Case Report


Robotic-assisted ipsilateral adrenalectomy after robotic-assisted partial nephrectomy: a case report

David P. Feng, Zuliang Feng, Amy N. Luckenbaugh, Svetlana Avulova, Daniel A. Barocas

Abstract

Robotic-assisted adrenalectomy (RA) was established since 2001 as an alternative to open and laparoscopic adrenalectomy, although re-operative RA after upper pole partial nephrectomy is uncommon. Here, we describe RA for presumed renal cell carcinoma (RCC) recurrence after ipsilateral upper pole robotic-assisted partial nephrectomy (RPN), using the da Vinci Xi. A 43-year-old male underwent left RPN in November 2017 for a 3.3 cm upper pole enhancing solid renal mass. Pathology revealed clear cell, RCC, FG 2, pT1a, negative margins. Seven months later, routine surveillance CT scan demonstrated a 2.09 cm enhancing left adrenal nodule, suspicious for recurrent RCC. MRI was performed and confirmed the presence of enhancing adrenal nodularity suspicious for tumor recurrence. Percutaneous biopsy of the adrenal lesion was performed and it was inconclusive. The multidisciplinary tumor board recommended excision, and a robotic approach was selected. The RA was performed using three 8 mm robotic Xi trocars, one midline 12 mm blunt tip Hasson trocar, and one 5 mm AirSeal trocar for assistant ports. The 8 mm robotic Xi instruments (fenestrated bipolar forceps, monopolar curved scissors and permanent cautery hook) were used during the procedure. Total operation time was 249 minutes. Total console time was 134 minutes. Blood loss was 250 mL and there were no complications. He was discharged on post-operative day one. Pathology showed adrenal gland without significant histopathological changes. The gland measured 8.3 cm × 7.6 cm × 2.8 cm and weighed 63.2 grams.
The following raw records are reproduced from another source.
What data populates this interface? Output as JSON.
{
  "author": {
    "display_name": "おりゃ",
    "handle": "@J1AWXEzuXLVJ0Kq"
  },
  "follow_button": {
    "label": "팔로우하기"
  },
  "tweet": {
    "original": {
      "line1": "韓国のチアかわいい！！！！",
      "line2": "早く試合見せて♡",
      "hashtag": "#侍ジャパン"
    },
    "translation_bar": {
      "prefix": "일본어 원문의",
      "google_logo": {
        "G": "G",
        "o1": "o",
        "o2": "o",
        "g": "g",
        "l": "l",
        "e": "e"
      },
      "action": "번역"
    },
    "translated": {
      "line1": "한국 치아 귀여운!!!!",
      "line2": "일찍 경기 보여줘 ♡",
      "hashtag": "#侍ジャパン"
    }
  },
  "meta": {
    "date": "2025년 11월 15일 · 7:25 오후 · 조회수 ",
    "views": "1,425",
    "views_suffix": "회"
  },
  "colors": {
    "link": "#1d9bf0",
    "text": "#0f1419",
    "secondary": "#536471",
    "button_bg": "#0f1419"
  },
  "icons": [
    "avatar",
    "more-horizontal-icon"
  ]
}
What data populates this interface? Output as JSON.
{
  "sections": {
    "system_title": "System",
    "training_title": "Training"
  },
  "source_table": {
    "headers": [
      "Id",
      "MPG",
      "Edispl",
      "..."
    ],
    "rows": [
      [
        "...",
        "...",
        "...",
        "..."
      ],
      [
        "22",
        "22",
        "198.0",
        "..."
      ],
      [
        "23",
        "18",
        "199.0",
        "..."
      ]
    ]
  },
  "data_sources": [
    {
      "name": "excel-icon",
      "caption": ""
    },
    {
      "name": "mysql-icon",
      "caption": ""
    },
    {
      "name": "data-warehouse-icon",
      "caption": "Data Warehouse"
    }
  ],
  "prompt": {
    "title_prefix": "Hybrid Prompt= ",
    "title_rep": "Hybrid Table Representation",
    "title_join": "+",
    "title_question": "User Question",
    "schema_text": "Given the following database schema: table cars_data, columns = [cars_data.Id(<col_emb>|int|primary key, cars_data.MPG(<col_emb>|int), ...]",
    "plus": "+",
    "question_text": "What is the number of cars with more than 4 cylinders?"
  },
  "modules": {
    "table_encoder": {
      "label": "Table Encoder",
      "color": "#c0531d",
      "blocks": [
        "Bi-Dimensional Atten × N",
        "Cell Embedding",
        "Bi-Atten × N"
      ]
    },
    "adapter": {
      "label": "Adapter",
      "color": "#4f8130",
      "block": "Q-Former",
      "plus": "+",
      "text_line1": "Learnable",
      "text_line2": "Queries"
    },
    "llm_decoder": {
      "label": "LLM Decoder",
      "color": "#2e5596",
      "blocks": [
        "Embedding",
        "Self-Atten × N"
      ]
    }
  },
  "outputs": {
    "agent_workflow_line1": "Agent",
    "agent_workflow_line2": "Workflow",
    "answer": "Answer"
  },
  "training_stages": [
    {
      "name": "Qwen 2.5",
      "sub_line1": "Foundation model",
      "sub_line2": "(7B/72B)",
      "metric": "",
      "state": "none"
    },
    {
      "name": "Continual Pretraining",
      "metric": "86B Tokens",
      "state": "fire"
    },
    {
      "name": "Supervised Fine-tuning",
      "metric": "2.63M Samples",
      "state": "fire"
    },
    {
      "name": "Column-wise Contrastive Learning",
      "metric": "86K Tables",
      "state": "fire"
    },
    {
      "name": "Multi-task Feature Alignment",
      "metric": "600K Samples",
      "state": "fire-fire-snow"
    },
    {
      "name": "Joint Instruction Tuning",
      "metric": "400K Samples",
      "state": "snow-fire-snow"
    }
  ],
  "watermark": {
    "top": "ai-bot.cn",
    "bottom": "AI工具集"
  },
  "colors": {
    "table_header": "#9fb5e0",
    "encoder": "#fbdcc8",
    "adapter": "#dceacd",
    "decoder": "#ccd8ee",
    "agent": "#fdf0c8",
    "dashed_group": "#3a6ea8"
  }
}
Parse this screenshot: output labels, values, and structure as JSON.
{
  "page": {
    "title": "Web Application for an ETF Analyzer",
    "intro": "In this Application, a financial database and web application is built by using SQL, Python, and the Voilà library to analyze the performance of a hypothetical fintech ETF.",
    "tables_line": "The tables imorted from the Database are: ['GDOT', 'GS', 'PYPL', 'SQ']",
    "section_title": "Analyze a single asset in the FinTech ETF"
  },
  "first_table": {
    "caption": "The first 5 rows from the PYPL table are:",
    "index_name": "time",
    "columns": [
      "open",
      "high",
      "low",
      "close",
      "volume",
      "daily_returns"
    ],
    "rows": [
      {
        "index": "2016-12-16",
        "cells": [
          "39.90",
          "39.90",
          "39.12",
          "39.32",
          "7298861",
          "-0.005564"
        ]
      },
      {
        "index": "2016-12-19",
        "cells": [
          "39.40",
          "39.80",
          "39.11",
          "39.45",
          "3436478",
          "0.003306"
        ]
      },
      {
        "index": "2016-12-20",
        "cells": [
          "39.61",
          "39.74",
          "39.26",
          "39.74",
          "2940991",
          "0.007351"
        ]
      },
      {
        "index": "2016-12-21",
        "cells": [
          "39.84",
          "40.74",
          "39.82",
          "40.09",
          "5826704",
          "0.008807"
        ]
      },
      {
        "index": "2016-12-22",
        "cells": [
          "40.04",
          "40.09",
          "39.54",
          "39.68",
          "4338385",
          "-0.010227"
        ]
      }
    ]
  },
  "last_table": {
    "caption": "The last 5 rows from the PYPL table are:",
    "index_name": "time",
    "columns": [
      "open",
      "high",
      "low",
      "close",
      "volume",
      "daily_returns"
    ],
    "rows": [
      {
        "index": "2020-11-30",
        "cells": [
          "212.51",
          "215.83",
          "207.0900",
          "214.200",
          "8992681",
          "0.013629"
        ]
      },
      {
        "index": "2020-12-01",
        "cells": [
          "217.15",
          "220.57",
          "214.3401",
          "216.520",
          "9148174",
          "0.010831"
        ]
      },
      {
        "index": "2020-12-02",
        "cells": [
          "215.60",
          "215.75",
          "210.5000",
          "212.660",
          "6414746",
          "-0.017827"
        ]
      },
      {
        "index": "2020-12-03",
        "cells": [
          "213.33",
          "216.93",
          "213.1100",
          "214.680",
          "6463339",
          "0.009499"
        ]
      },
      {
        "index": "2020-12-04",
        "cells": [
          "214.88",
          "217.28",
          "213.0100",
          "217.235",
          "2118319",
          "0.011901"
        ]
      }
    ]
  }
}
The final pathology report showed that there was no evidence of involvement by RCC. The post-operative course was unremarkable. The da Vinci Xi RA is a safe and feasible procedure for adrenal masses after ipsilateral RPN. Surgeons attempting the procedure should be comfortable with the inflammation and adhesions encountered in re-operative surgery and should work with an experienced team to avoid damage to surrounding organs (such as the spleen, pancreas, colon and stomach) and major vessels (such as the aorta, renal artery and vein). For masses of unclear etiology proceeding with adrenal mass biopsy prior to re-operative surgery should be considered as false-positive imaging results are possible.